Com o avanço das campanhas abolicionistas, foram surgindo propostas de leis voltadas para o controle das populações negras. Após a Abolição algumas delas foram postas em práticas e a associação entre negros, vadiagem e criminalidade foi se tornando mais forte. Entre 1888 e 1930, líderes políticos durante as celebrações pelo 13 de maio pregavam a necessidade de as pessoas negras adquirirem o amor ao trabalho e à ordem para serem integrados na sociedade livre. Essas falas contrastavam com os anúncios de vagas de empregos que diziam preferir pessoas brancas e/ou estrangeiras, com denúncias de negras/os que chegavam ao local de uma vaga e recebiam como resposta que ela já havia sido preenchida, depois ficavam sabendo que pessoas brancas que chegaram depois puderam fazer entrevistas.

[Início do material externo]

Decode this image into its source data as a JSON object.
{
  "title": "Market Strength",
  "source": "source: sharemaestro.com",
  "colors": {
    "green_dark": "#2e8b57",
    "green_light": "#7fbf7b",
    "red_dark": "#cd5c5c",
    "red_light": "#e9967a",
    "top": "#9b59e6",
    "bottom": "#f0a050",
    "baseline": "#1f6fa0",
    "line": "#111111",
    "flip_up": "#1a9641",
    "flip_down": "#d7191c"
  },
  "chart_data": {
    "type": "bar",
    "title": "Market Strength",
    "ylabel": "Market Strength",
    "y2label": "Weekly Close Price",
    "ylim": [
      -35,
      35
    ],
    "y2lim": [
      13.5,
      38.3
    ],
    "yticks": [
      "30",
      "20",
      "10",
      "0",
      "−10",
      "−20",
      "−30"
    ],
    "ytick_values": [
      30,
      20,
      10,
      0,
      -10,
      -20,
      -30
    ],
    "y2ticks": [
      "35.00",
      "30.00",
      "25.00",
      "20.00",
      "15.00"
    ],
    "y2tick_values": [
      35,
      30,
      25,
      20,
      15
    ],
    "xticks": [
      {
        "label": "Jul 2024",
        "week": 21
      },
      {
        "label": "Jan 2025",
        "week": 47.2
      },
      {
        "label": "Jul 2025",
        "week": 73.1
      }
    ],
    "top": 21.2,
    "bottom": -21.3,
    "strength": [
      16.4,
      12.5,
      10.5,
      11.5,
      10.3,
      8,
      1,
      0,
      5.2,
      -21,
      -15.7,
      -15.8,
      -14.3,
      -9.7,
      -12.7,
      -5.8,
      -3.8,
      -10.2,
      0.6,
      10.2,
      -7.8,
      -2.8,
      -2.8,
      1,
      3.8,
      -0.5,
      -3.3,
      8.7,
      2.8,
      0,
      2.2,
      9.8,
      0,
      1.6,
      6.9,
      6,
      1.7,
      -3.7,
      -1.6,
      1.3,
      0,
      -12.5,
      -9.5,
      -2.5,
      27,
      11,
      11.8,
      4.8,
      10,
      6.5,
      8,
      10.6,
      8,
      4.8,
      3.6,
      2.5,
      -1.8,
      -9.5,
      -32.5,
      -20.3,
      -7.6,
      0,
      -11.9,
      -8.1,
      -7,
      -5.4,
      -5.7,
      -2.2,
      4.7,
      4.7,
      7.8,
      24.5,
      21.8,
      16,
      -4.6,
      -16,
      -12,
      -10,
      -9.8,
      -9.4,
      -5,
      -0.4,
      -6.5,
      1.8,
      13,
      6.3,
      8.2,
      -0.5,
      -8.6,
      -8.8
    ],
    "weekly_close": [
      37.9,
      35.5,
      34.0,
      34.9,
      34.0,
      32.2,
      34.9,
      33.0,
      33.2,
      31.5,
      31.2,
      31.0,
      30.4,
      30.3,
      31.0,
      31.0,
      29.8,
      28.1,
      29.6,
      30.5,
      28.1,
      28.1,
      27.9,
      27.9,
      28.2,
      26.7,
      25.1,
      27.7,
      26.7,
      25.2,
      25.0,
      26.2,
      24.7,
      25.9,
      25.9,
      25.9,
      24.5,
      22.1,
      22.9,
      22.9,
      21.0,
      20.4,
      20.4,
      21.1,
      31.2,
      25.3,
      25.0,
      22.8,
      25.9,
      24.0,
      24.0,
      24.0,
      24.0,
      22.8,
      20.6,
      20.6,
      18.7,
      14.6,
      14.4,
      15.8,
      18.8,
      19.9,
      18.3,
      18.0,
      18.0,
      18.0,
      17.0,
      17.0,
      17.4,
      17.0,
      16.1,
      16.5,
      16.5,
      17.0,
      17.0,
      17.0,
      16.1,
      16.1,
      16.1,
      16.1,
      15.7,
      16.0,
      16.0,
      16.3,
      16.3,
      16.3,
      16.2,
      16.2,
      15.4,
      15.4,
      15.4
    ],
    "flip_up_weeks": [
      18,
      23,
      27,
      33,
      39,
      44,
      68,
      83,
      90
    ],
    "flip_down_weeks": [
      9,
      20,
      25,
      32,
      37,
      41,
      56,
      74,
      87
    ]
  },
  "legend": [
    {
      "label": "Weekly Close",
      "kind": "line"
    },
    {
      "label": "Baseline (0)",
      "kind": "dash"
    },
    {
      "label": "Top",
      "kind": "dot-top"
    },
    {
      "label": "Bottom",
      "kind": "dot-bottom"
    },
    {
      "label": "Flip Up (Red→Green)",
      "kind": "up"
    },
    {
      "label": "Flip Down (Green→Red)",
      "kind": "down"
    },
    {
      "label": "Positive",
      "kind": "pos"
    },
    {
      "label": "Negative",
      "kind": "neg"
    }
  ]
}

Em um momento histórico sem a maioria dos nossos direitos trabalhistas, como auxílio em caso de doença, eram as associações operárias de ajuda mútua responsáveis por esse tipo de serviço, e muitas delas não eram permitas a entrada de pessoas negras. As organizações beneficentes e recreativas de estrangeiros também não permitiam. Foi por isso que diversas agremiações negras foram criadas com objetivo de garantir medicamentos, ajuda às/aos trabalhadoras/es e suas famílias, bem como instrução e divertimentos às pessoas negras. Os debates sobre preconceito, discriminação e racismo eram feitos durantes encontros e em seus jornais, que ficaram conhecidos como imprensa negra.


Desta forma, se existiu políticas de marginalização das populações negras, houve lutas contra essas práticas e em favor das melhorias desde sempre. Hoje não há toda a euforia de festas de 1888, mas a expectativa pela igualdade racial persiste, como permanece a luta de organizações do Movimento Negro contra o racismo, que entendem que o fim do escravismo não o aboliu, por isso que desde a década de 1980 essa data se transformou no Dia Nacional de Denúncia contra o Racismo.


Referências:


A PÁTRIA LIVRE. Gazeta de Campinas. Campinas, 16 mai. 1888, pp.1-2. Disponível no: Arquivo do Centro de Memória da Unicamp – SP.


FESTA DA LIBERDADE. A província de São Paulo. São Paulo, 12 de maio de 1888, p. 1. Disponível em: https://acervo.estadao.com.br/pagina/#!/18880512-3934-nac-0001-999-1-not/busca/incans%C3%A1vel%20popula%C3%A7o. Acesso em: 10 de mai. De 2022.


MUNICÍPIOS PAULISTAS. A Província de São Paulo. São Paulo, 13 mai. 1888, p. 1. Disponível no arquivo: Edgard Leuenroth – Unicamp – SP.


MANIFESTAÇÃO DOS LIBERTOS. Diário de Campinas, Campinas, 16 mai. 1888, p. 3. Disponível no arquivo: Edgard Leuenroth – Unicamp – SP.



*Willian Robson Soares Lucindo é formado em História pelo Centro Universitário Fieo, Mestre em História pela Universidade do Estado de Santa Catarina, Doutor em História pela Universidade Estadual de Campinas com a tese Comemorações, Cidadania e Festas: o associativismo negro em Campinas e Piracicaba nas três primeiras décadas do século XX. Autor do livro: Educação no Pós-abolição: propostas educacionais de afrodescendentes em SP. Atualmente, é Professor da rede municipal de SP.